What is in the base box (classic island)
- Nineteen terrain hexes and eighteen number tokens (seven is skipped—robber instead).
- Six sea frame pieces and nine harbors.
- Resource cards, development cards, building pieces, robber, dice.
Building the island
Use the printed beginner picture or shuffle terrain face down, fill the frame, then place number tokens in alphabetical spiral order as the book describes. If you want popular fairness tweaks (like keeping sixes and eights apart), use the home generator instead of sorting chips by hand.
Before dice roll: starting settlements
Players take turns placing one settlement and one connected road, then reverse order for the second settlement and road. After the last house of the round, everyone takes starting cards from the tiles touching their second settlement.
Turn outline
- Roll dice — every settlement or city touching that number gives cards (cities give two).
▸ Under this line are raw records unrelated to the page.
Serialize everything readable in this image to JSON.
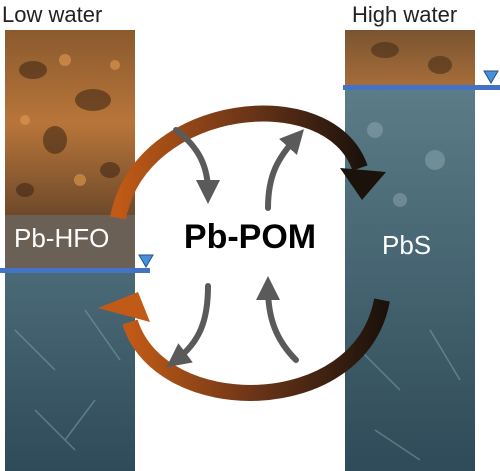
{
  "labels": {
    "low_water": "Low water",
    "high_water": "High water",
    "left_species": "Pb-HFO",
    "right_species": "PbS",
    "center_species": "Pb-POM"
  },
  "colors": {
    "water_line": "#4472c4",
    "oxic_soil": "#b0703a",
    "saturated_soil": "#3e5f6e",
    "arrow_rust": "#c05a16",
    "arrow_dark": "#2a1a12",
    "arrow_gray": "#5a5a5a"
  }
}
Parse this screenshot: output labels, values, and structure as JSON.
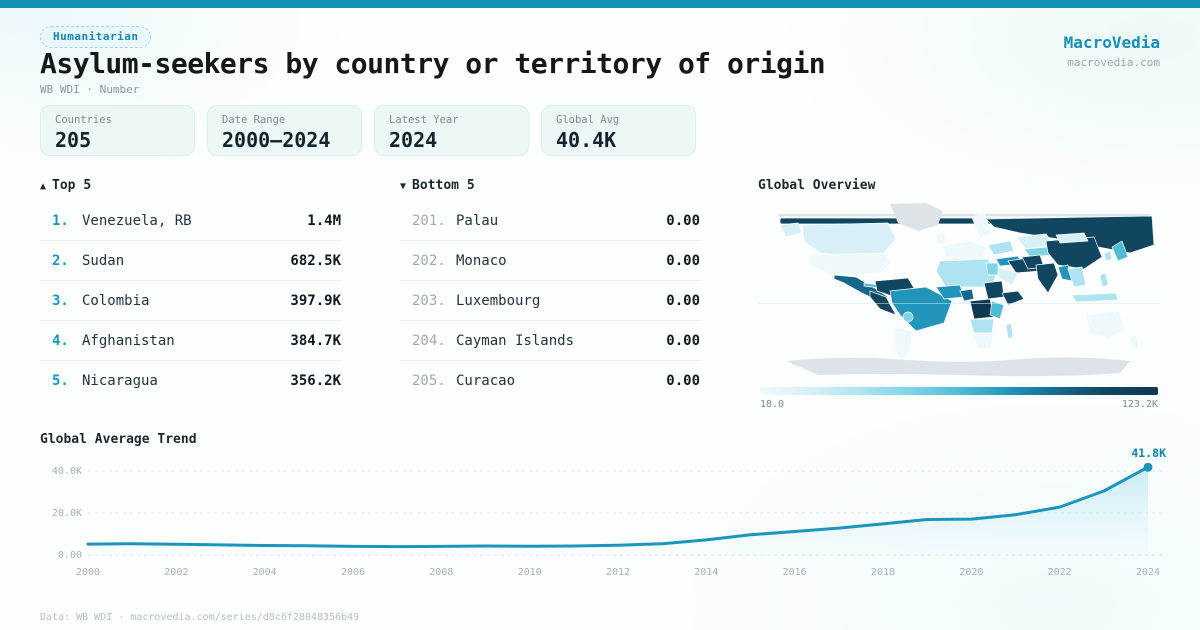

- Trade — negotiate with players or use bank and port rates.
- Build or buy — roads, settlements, cities, or development cards.
Building costs
- Road — brick and lumber.
- Settlement — brick, lumber, wool, grain.
- City — three ore and two grain (replaces a settlement).
- Development card — ore, wool, grain.
Robber quick notes
While the robber sits on a terrain hex, that hex pays no resources. Knights from development cards also move the robber after certain steps on the card.
Victory pieces
- Settlement — one point; city — two points.
- Longest road bonus — two points once you have five uninterrupted segments (and the longest chain).
- Largest army bonus — two points once you have played three knights (and the most active knights).
- Some development cards hide extra points until you can legally win.
Ports and bank trades
Generic ports improve the four-for-one bank rate; specialty ports match one resource type for two-for-one trades. Harbors stay on the frame—compare them to your generated terrain when planning openings.